- Education: Victoria University of Wellington
- Employer(s): University of Newcastle New South Wales Cancer Council National Breast Cancer Centre Sax Institute

= Sally Redman =

Australian public health researcher

Sally Redman is a New Zealand-born Australian public health researcher and chief executive officer of the Sax Institute in Sydney, where she leads the 45 and Up Study, an NSW-wide project with over 260,000 participants responding to questionnaires on healthy ageing.

== Career ==
Redman has a BA in psychology (1978) and a PhD (1982) from Victoria University of Wellington.

She moved to Australia and, in 1984, joined the University of Newcastle as a lecturer in the Faculty of Medicine.

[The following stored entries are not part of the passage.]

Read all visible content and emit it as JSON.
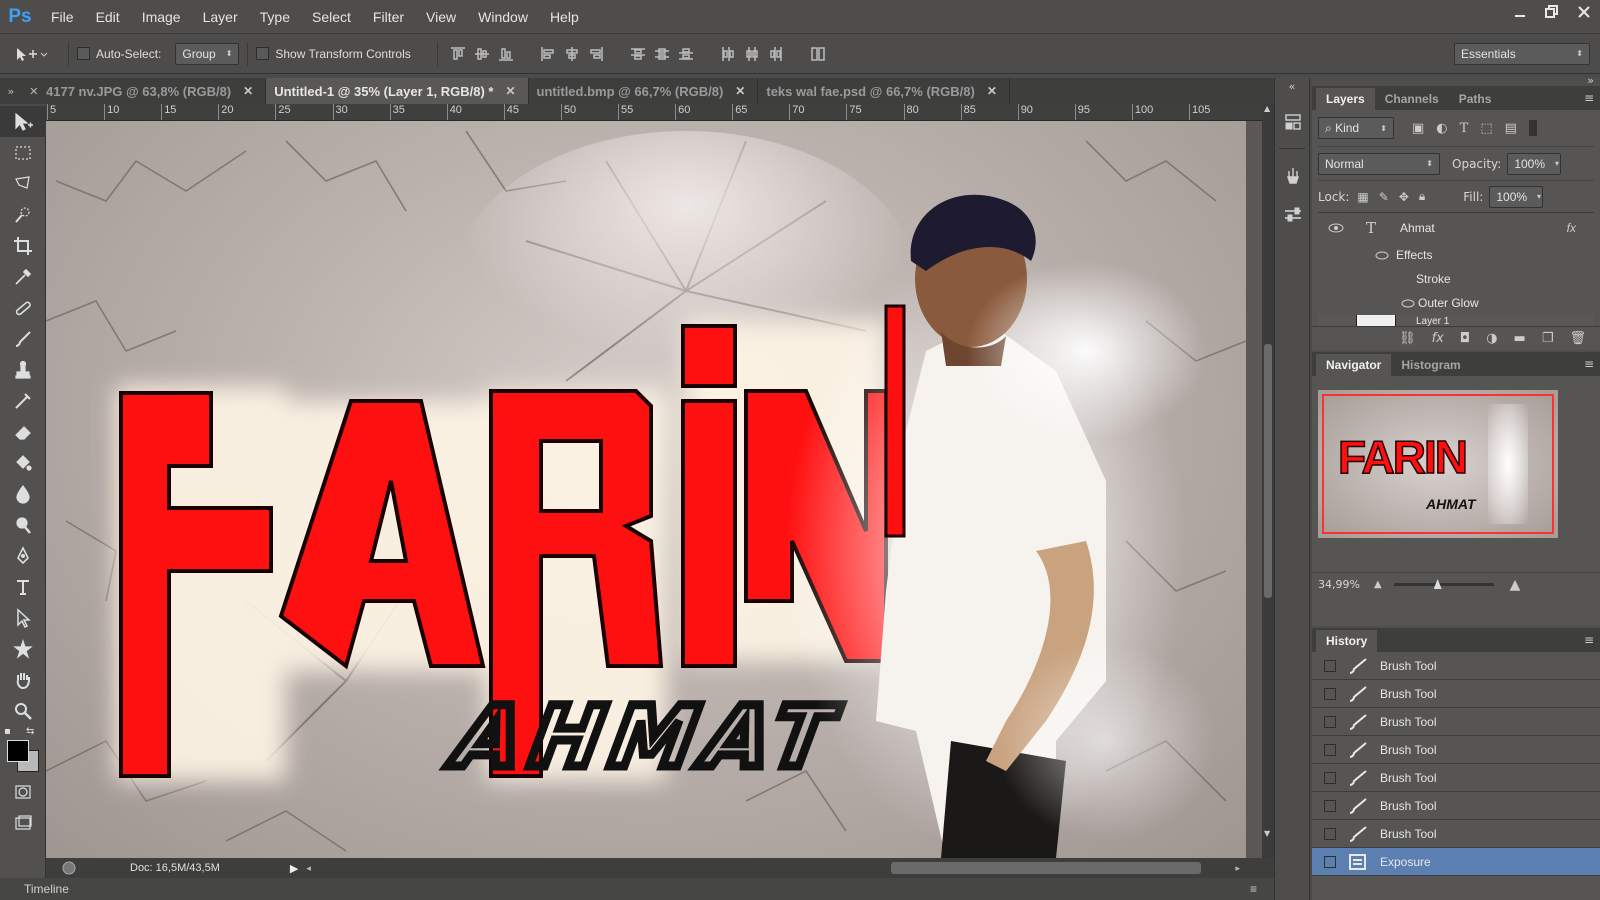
{
  "app": {
    "logo": "Ps"
  },
  "menu": [
    "File",
    "Edit",
    "Image",
    "Layer",
    "Type",
    "Select",
    "Filter",
    "View",
    "Window",
    "Help"
  ],
  "window_controls": [
    "minimize-icon",
    "restore-icon",
    "close-icon"
  ],
  "options": {
    "auto_select_label": "Auto-Select:",
    "auto_select_value": "Group",
    "transform_label": "Show Transform Controls",
    "workspace": "Essentials"
  },
  "tabs": [
    {
      "label": "4177 nv.JPG @ 63,8% (RGB/8)",
      "active": false
    },
    {
      "label": "Untitled-1 @ 35% (Layer 1, RGB/8) *",
      "active": true
    },
    {
      "label": "untitled.bmp @ 66,7% (RGB/8)",
      "active": false
    },
    {
      "label": "teks wal fae.psd @ 66,7% (RGB/8)",
      "active": false
    }
  ],
  "ruler_ticks": [
    "5",
    "10",
    "15",
    "20",
    "25",
    "30",
    "35",
    "40",
    "45",
    "50",
    "55",
    "60",
    "65",
    "70",
    "75",
    "80",
    "85",
    "90",
    "95",
    "100",
    "105"
  ],
  "canvas": {
    "title_text": "FARIN",
    "subtitle_text": "AHMAT",
    "accent_red": "#ff1010",
    "outline": "#1a0000"
  },
  "status": {
    "doc": "Doc: 16,5M/43,5M"
  },
  "timeline_label": "Timeline",
  "layers_panel": {
    "tabs": [
      "Layers",
      "Channels",
      "Paths"
    ],
    "filter_kind": "Kind",
    "blend_mode": "Normal",
    "opacity_label": "Opacity:",
    "opacity_value": "100%",
    "lock_label": "Lock:",
    "fill_label": "Fill:",
    "fill_value": "100%",
    "layer_name": "Ahmat",
    "effects_label": "Effects",
    "stroke_label": "Stroke",
    "outer_glow_label": "Outer Glow",
    "partial_layer": "Layer 1",
    "fx_badge": "fx"
  },
  "navigator_panel": {
    "tabs": [
      "Navigator",
      "Histogram"
    ],
    "zoom": "34,99%",
    "thumb_title": "FARIN",
    "thumb_sub": "AHMAT"
  },
  "history_panel": {
    "title": "History",
    "items": [
      "Brush Tool",
      "Brush Tool",
      "Brush Tool",
      "Brush Tool",
      "Brush Tool",
      "Brush Tool",
      "Brush Tool",
      "Exposure"
    ],
    "current_index": 7
  }
}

In 1994–95 she was employed by the New South Wales Cancer Council. In 1995 she was appointed the inaugural CEO of the National Breast Cancer Centre, where she worked until becoming the inaugural CEO of the Sax Institute in 2002, where she encouraged the use of research evidence in Australia-wide health policy making.

As of 2021, she is also a conjoint professor at the University of Newcastle.

== Honours and recognition ==
Redman was awarded the Centenary Medal in 2001 for "service to the health and welfare of Australian women diagnosed with breast cancer". She was made an Officer of the Order of Australia in the 2013 Australia Day Honours for "distinguished service to public health through leadership in the care of women with breast cancer, contributions to research and higher education and the promotion of relationships between researchers, policy makers and practitioners".